Nusantara merupakan istilah yang lama mengakar, yang hari ini dibangkitkan guna merangkai masa depan. Oleh karena itu perspektif riset yang kami lakukan terbagi menjadi 3 pandangan, yakni pandangan dari masa lalu (Hindsight), masa kini (Insight) dan spekulasi masa depan (Foresight). Dari 3 koridor penelusuran ini lah kami menelusuri kembali makna Nusantara bagi peradaban baru Indonesia dalam terciptanya Ibu Kota Negara Nusantara.
Ia (Nusantara) adalah ruang yang menguatkan relasi warga Indonesia di berbagai titik penjuru. Ia pun jadi ruang yang menghubungkan berbagai aspirasi baik dari masa lalu dan masa kini, sehingga arah masa depan bisa dengan tepat ditentukan.
Nusantara adalah keterhubungan aspirasi masa lalu, masa kini dan masa depan.
- Kurator ADGI dalam Koridor Kuratorial Perancangan IKN Nusantara
Dengan memahami perancangan Ibu Kota Negara Nusantara yang digagas oleh arsitek Sibarani Sofian (Co-Founder Urban+, Pemenang sayembara Ibu Kota Baru) "Nagara Rimba Nusa", kami banyak menemukan falsafah, pendekatan dan pemahaman mengenai betapa pentingnya desain spasial bagi penataan berkehidupan nanti di Ibu Kota Negara Nusantara. Salah satunya adalah representasi Kosmologi Nusantara (Alam, Manusia dan Nilai Luhur) dalam Sumbu Kebangsaan yang diambil dari cerminan identitas bangsa, keberlanjutan ekonomi sosial dan budaya, serta inspirasi etos teknologi modern yang dapat membantu kehidupan manusia.
Dari sana lah kami menelusuri bagaimana kecerdasan ekologis ini memang sejatinya dapat menampilkan kekuatan budaya rancang di Indonesia—sebuah ilmu yang didapat dari masa lalu, relevan dalam konteks hari ini juga untuk masa depan peradaban.
Simak penjelasan konsep Nagara Rimba Nusa oleh Urban+ di sini.
Kecerdasan ekologis yang disebut di sini mengacu pada daya manusia Nusantara dalam rancang bangun yang merespon dan mengakui kekuatan alam dan memposisikan dirinya (manusia) sebagai mitra alam semesta. Beberapa contoh konkrit dari budaya rancang bangun Nusantara yang merefleksikan kecerdasan tersebut adalah rumah Omo Sebua & Omo Hada di Nias Selatan, Joglo di Jawa, Rumah Woloan di Minahasa, serta Rumah Baghi di Sumatra Selatan. Mereka dirancang untuk merespon gempa. Hal ini tercermin dari ragam material fondasinya, bentuk atap, tiang-tiang sampai detail kuncian strukturnya.

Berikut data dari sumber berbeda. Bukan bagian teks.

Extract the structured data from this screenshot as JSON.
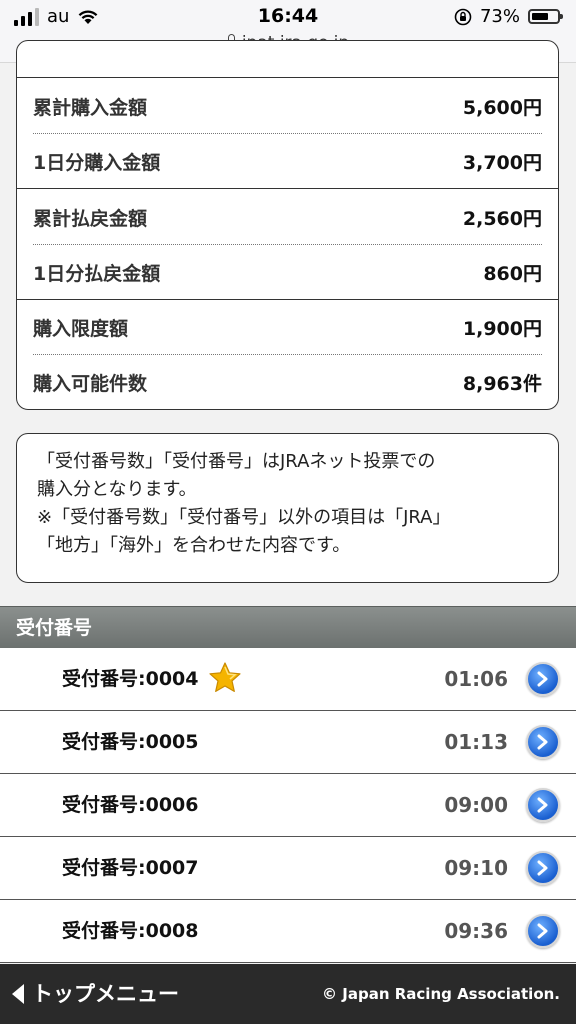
{
  "status_bar": {
    "carrier": "au",
    "time": "16:44",
    "battery_percent": "73%",
    "battery_level": 0.73,
    "url": "ipat.jra.go.jp"
  },
  "summary": {
    "rows": [
      {
        "label": "累計購入金額",
        "value": "5,600円"
      },
      {
        "label": "1日分購入金額",
        "value": "3,700円"
      },
      {
        "label": "累計払戻金額",
        "value": "2,560円"
      },
      {
        "label": "1日分払戻金額",
        "value": "860円"
      },
      {
        "label": "購入限度額",
        "value": "1,900円"
      },
      {
        "label": "購入可能件数",
        "value": "8,963件"
      }
    ]
  },
  "notice": {
    "line1": "「受付番号数」「受付番号」はJRAネット投票での",
    "line2": "購入分となります。",
    "line3": "※「受付番号数」「受付番号」以外の項目は「JRA」",
    "line4": "「地方」「海外」を合わせた内容です。"
  },
  "receipts": {
    "header": "受付番号",
    "items": [
      {
        "label": "受付番号:0004",
        "time": "01:06",
        "starred": true
      },
      {
        "label": "受付番号:0005",
        "time": "01:13",
        "starred": false
      },
      {
        "label": "受付番号:0006",
        "time": "09:00",
        "starred": false
      },
      {
        "label": "受付番号:0007",
        "time": "09:10",
        "starred": false
      },
      {
        "label": "受付番号:0008",
        "time": "09:36",
        "starred": false
      }
    ]
  },
  "footer": {
    "back_label": "トップメニュー",
    "copyright": "© Japan Racing Association."
  },
  "colors": {
    "accent_blue": "#1a5fd0",
    "star": "#f5b400",
    "footer_bg": "#2a2a2a",
    "section_header_bg": "#7a7f7d"
  }
}
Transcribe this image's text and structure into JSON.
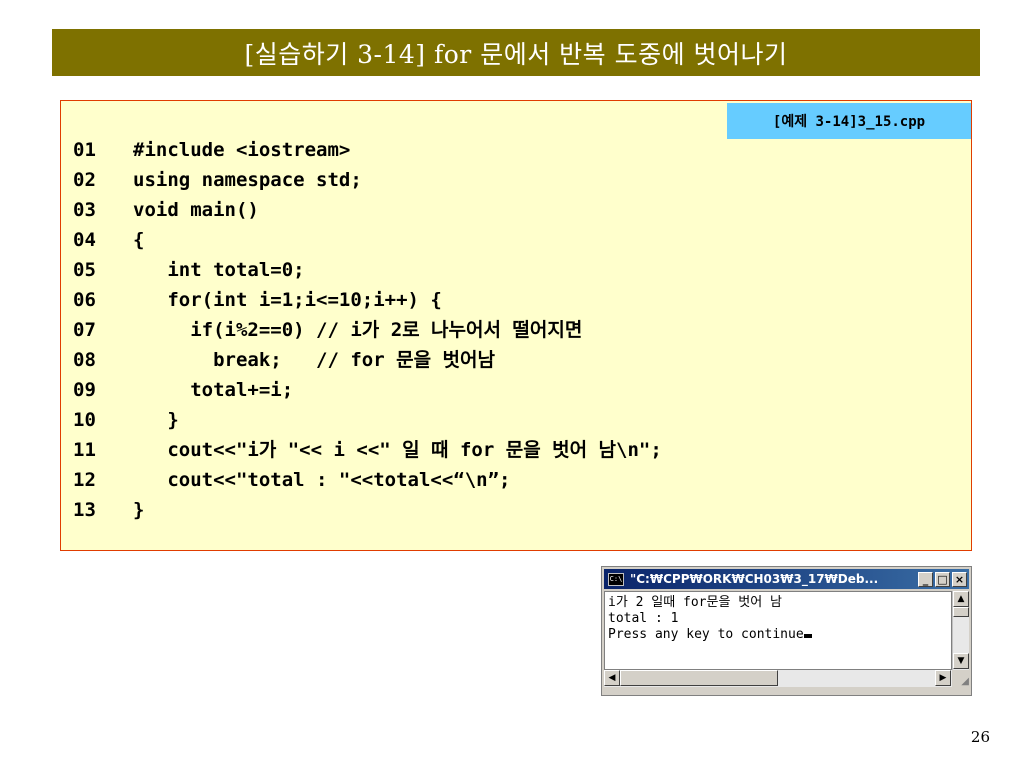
{
  "slide": {
    "title": "[실습하기 3-14] for 문에서 반복 도중에 벗어나기",
    "page_number": "26"
  },
  "code_box": {
    "file_tag": "[예제 3-14]3_15.cpp",
    "lines": [
      {
        "num": "01",
        "code": "#include <iostream>"
      },
      {
        "num": "02",
        "code": "using namespace std;"
      },
      {
        "num": "03",
        "code": "void main()"
      },
      {
        "num": "04",
        "code": "{"
      },
      {
        "num": "05",
        "code": "   int total=0;"
      },
      {
        "num": "06",
        "code": "   for(int i=1;i<=10;i++) {"
      },
      {
        "num": "07",
        "code": "     if(i%2==0) // i가 2로 나누어서 떨어지면"
      },
      {
        "num": "08",
        "code": "       break;   // for 문을 벗어남"
      },
      {
        "num": "09",
        "code": "     total+=i;"
      },
      {
        "num": "10",
        "code": "   }"
      },
      {
        "num": "11",
        "code": "   cout<<\"i가 \"<< i <<\" 일 때 for 문을 벗어 남\\n\";"
      },
      {
        "num": "12",
        "code": "   cout<<\"total : \"<<total<<“\\n”;"
      },
      {
        "num": "13",
        "code": "}"
      }
    ]
  },
  "console": {
    "icon_label": "C:\\",
    "title": "\"C:₩CPP₩ORK₩CH03₩3_17₩Deb...",
    "buttons": {
      "minimize": "_",
      "maximize": "□",
      "close": "×"
    },
    "output_lines": [
      "i가 2 일때 for문을 벗어 남",
      "total : 1",
      "Press any key to continue"
    ],
    "scroll_arrows": {
      "up": "▲",
      "down": "▼",
      "left": "◀",
      "right": "▶"
    },
    "grip": "◢"
  },
  "colors": {
    "title_bar": "#7e7100",
    "code_background": "#ffffcc",
    "code_border": "#e03c00",
    "file_tag_background": "#66ccff"
  }
}
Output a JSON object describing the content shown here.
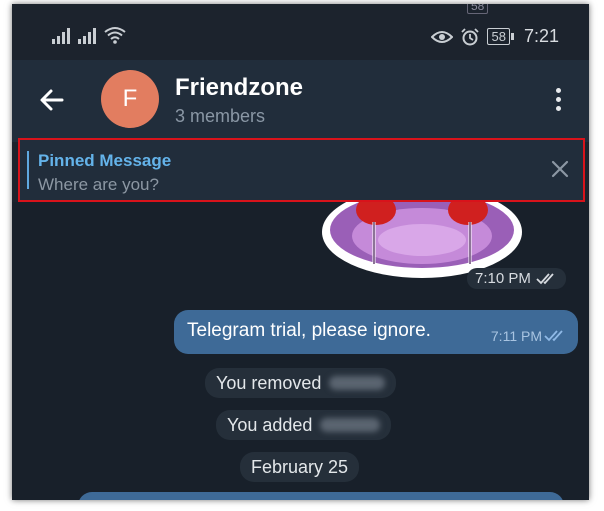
{
  "statusbar": {
    "time": "7:21",
    "battery": "58",
    "top_battery_ghost": "58"
  },
  "header": {
    "avatar_letter": "F",
    "title": "Friendzone",
    "subtitle": "3 members"
  },
  "pinned": {
    "title": "Pinned Message",
    "text": "Where are you?"
  },
  "messages": {
    "sticker_time": "7:10 PM",
    "outgoing_text": "Telegram trial, please ignore.",
    "outgoing_time": "7:11 PM",
    "service_removed": "You removed",
    "service_added": "You added",
    "date_separator": "February 25"
  },
  "colors": {
    "pinned_highlight": "#d8131b",
    "accent": "#64b3ea",
    "avatar": "#e27d60",
    "outgoing_bubble": "#3e6a97"
  },
  "icons": [
    "back-arrow-icon",
    "more-vert-icon",
    "close-icon",
    "eye-icon",
    "alarm-icon",
    "wifi-icon",
    "signal-icon",
    "double-check-icon",
    "battery-icon"
  ]
}
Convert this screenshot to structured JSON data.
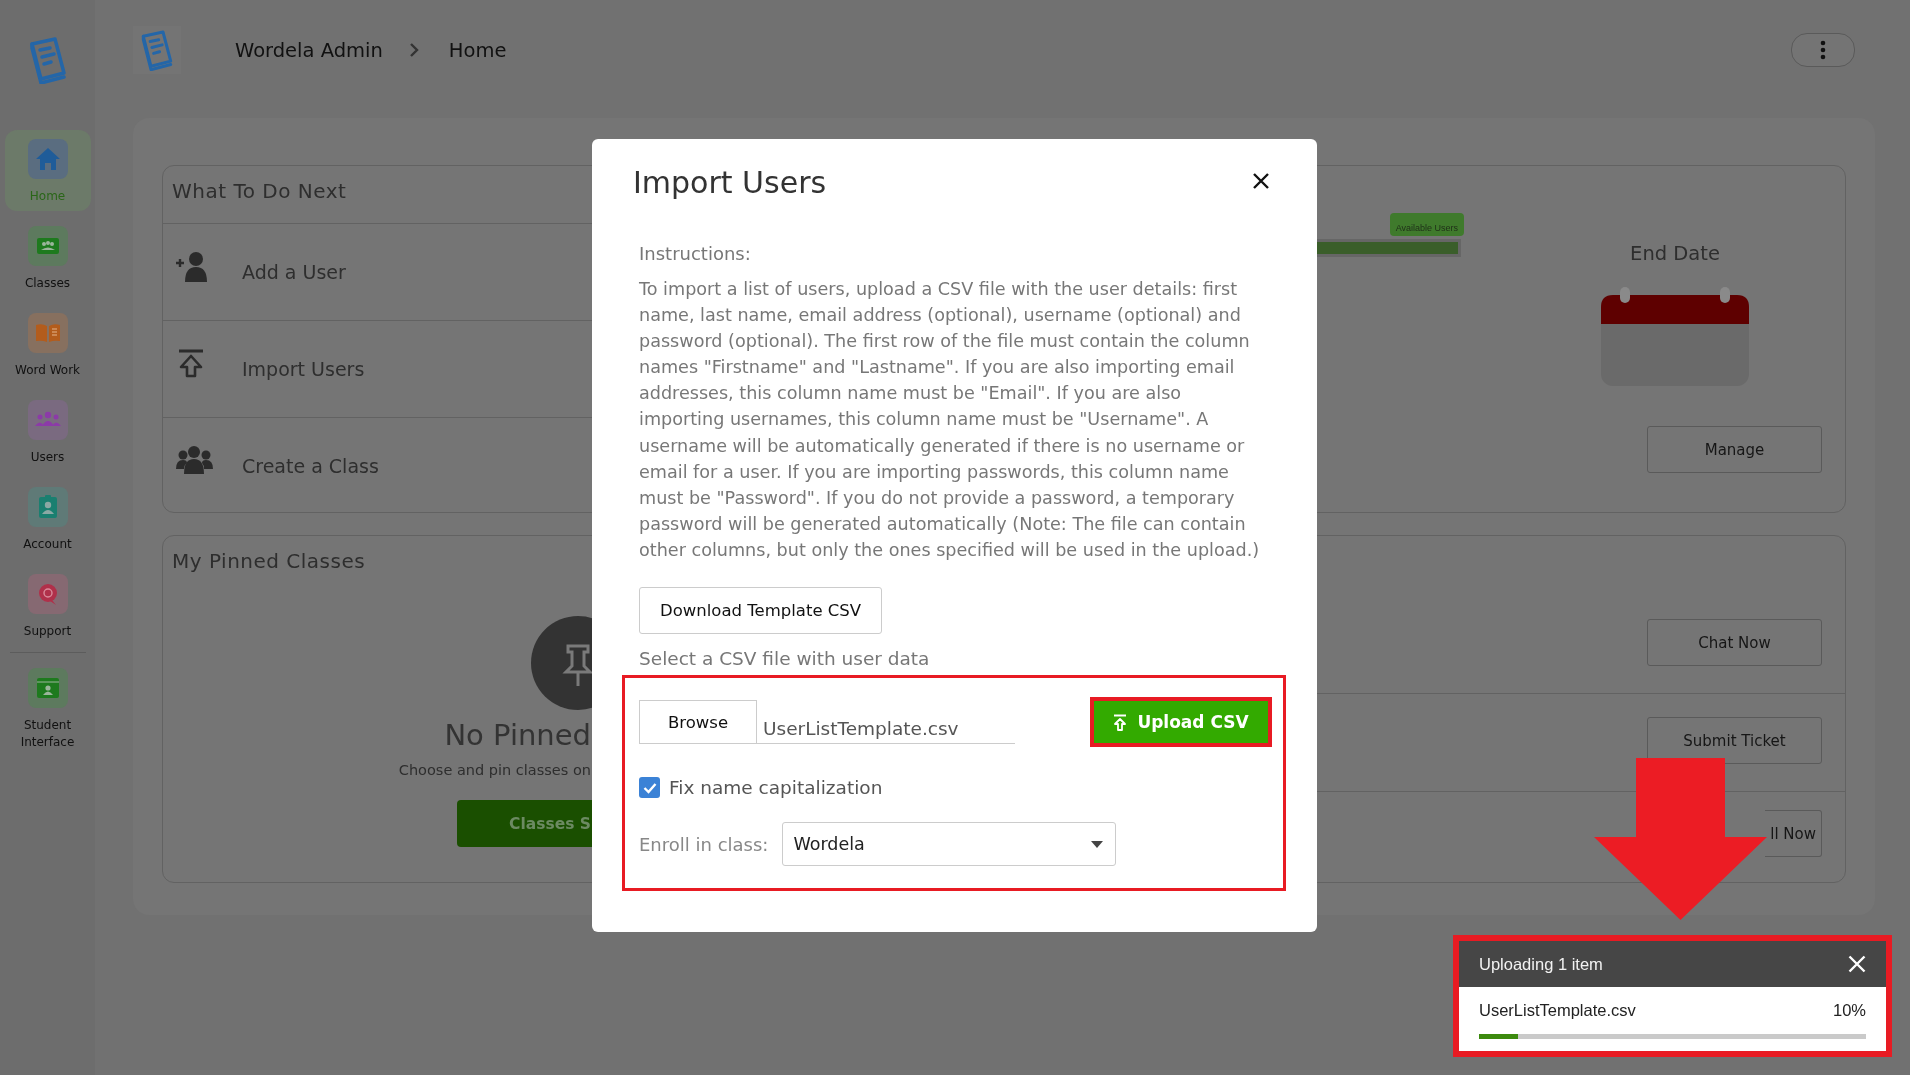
{
  "sidebar": {
    "items": [
      {
        "kind": "home",
        "label": "Home",
        "selected": true
      },
      {
        "kind": "classes",
        "label": "Classes",
        "selected": false
      },
      {
        "kind": "book",
        "label": "Word Work",
        "selected": false
      },
      {
        "kind": "users",
        "label": "Users",
        "selected": false
      },
      {
        "kind": "account",
        "label": "Account",
        "selected": false
      },
      {
        "kind": "support",
        "label": "Support",
        "selected": false
      },
      {
        "kind": "student",
        "label": "Student Interface",
        "selected": false
      }
    ]
  },
  "header": {
    "breadcrumb": [
      "Wordela Admin",
      "Home"
    ]
  },
  "what_to_do_next": {
    "title": "What To Do Next",
    "actions": [
      {
        "kind": "add-user",
        "label": "Add a User"
      },
      {
        "kind": "import",
        "label": "Import Users"
      },
      {
        "kind": "group",
        "label": "Create a Class"
      }
    ],
    "chart_tooltip": "Available Users",
    "end_date_label": "End Date",
    "manage_button": "Manage"
  },
  "pinned_classes": {
    "title": "My Pinned Classes",
    "empty_title": "No Pinned",
    "empty_text": "Choose and pin classes on",
    "button": "Classes S"
  },
  "support": {
    "buttons": [
      "Chat Now",
      "Submit Ticket",
      "ll Now"
    ]
  },
  "import_dialog": {
    "title": "Import Users",
    "instructions_label": "Instructions:",
    "instructions": "To import a list of users, upload a CSV file with the user details: first name, last name, email address (optional), username (optional) and password (optional). The first row of the file must contain the column names \"Firstname\" and \"Lastname\". If you are also importing email addresses, this column name must be \"Email\". If you are also importing usernames, this column name must be \"Username\". A username will be automatically generated if there is no username or email for a user. If you are importing passwords, this column name must be \"Password\". If you do not provide a password, a temporary password will be generated automatically (Note: The file can contain other columns, but only the ones specified will be used in the upload.)",
    "download_button": "Download Template CSV",
    "file_label": "Select a CSV file with user data",
    "browse_button": "Browse",
    "file_name": "UserListTemplate.csv",
    "upload_button": "Upload CSV",
    "fix_capitalization": {
      "label": "Fix name capitalization",
      "checked": true
    },
    "enroll": {
      "label": "Enroll in class:",
      "value": "Wordela"
    }
  },
  "upload_toast": {
    "title": "Uploading 1 item",
    "file_name": "UserListTemplate.csv",
    "percent": "10%",
    "level": 0.1
  }
}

Salah satu insight yang kami temukan adalah bagaimana cara mengekspos pengalaman spasial dari pandangan (Alm) Jaya Ibrahim, bahwa kecerdasan ekologi dapat terlihat dalam 2 hal, yakni Pengalaman Budaya (sejarah, humanities, interior arsitektur & ornamental craft), juga Pengalaman Alam (udara, air, cahaya, warna, tetumbuhan, material & biomimetics).
Kami akhirnya sadar akan kecerdasan ekologi yang dimiliki di Nusantara, dimana manusia Nusantara telah memoroskan berbagai pemikirannya pada alam lewat implementasi berkehidupan. Hal ini menjadi landasan berpikir kami bahwa elemen utama alam, baik yang asli maupun hasil olah tangan manusia, menjadi unsur penting yang perlu dimanifestasikan dalam bentuk identitas visual Ibu Kota Negara Nusantara.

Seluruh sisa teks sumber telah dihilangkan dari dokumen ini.